Johnson argues powerfully that the only way to determine whether the Abu Ghraib situation is an aberration or part of a pattern is through an international investigation. Of course, we know that the Bush crowd never will allow such an investigation.

There is yet another terrible “surprise” awaiting the American public. Although you’ve probably seen nothing on the subject, there is no way in hell the news agencies, the Bush administration and the Pentagon could be ignorant of the facts: American troops also have been widely accused of abuses and murder in Haiti over the past few months, and some of the reports, again, come from agencies that have been shown time and again to be reliable and truthful.

Several factors combine to cause the gutless wonders of American news organizations to duck their duty to tell the truth about torture perpetrated by Americans.

Yes, one is media ownership: All broadcast news organizations and almost all big newspapers are owned by allies of the Bush crowd. They rarely order their reporters and editors to twist or bury the truth, but they don’t have to. Self-censorship has become a way of life for people who want to get ahead in such organizations.

Then, too, if you press real hard, the answer you finally get from the reporter who failed to tell the whole story often is, “I have to work with those people,” which translates to “If I tell what I know, I’ll lose access to the news makers.” There is one true answer to that: If you don’t do the job honestly, your “access” is as useless as you are. Reporters who lack the guts to do their jobs have always used the access excuse. It used to get them reassigned or even fired; now it’s considered a legitimate reason for not doing the job.

(Yes, I was threatened – often -- with lack of “access” and worse if I reported something. I always reported that thing, and I was sometimes, though rarely, cut off by a source – but never permanently. In the end, all sources need the reporters at least as much as the reporters need them.)

Another reason some stories don’t get told accurately and completely, especially stories reflecting badly on this country and/or its leadership, is that today’s journalists are children of the power elite, the offspring of doctors and lawyers and corporate executives. They were not raised to question those in power nor to be skeptical of leadership.

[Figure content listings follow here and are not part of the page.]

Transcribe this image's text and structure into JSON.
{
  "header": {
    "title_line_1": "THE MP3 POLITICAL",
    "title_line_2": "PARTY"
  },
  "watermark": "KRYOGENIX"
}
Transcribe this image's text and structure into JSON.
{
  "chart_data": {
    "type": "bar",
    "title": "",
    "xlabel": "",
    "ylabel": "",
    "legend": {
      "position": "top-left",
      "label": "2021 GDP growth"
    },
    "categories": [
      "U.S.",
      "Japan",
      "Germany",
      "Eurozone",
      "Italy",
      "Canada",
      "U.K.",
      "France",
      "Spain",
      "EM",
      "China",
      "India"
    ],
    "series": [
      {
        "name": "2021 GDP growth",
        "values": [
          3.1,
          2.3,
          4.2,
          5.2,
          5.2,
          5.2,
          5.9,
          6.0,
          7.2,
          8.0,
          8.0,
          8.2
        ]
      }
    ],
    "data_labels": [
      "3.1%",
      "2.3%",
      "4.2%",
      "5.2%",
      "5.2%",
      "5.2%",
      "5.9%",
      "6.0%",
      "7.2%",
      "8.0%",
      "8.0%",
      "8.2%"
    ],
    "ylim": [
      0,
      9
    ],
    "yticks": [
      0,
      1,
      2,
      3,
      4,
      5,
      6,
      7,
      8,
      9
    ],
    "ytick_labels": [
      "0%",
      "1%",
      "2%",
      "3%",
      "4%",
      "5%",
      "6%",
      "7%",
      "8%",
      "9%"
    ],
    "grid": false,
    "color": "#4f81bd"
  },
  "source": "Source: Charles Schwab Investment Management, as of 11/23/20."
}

Still another thing going on is that many reporters and editors are cowed by the extreme right. The rightists, the people who claim to speak for God, the supporters of Bush and his crowd, get truly nasty and abusive if they don’t like what they see and hear and, deny it as they will, reporters, editors and producers are seriously intimidated. They want a film of the murder in hand before they’ll report that a crime may have been committed by anyone favored by the Christian right.

And, of course, there is the fact that those nice middle-class people who now make up reporting and editing staffs have the same tendency as the rest of us to believe that the United States is a morally superior entity and that it’s leaders and representatives would never act in the same way as the savages we are so often called upon to set right. That no longer holds for some of us, but it’s still an article of faith with the vast majority. Even to suggest that American agencies routinely use torture – though you hold a vault full of proof – is to make yourself one of the “hate America first” crowd, and none of us want to join that bunch. We are not a people given to facing unpleasant truths about ourselves.

Don’t be conned. Abu Ghraib is not unique, nor was the abuse there perpetrated by a few out-of-control individuals without the knowledge of their superiors. They were doing what was expected of them, and what is being done in any number of other places at the behest of our out-of-control leadership. Facing that truth and doing something about it will make us stronger.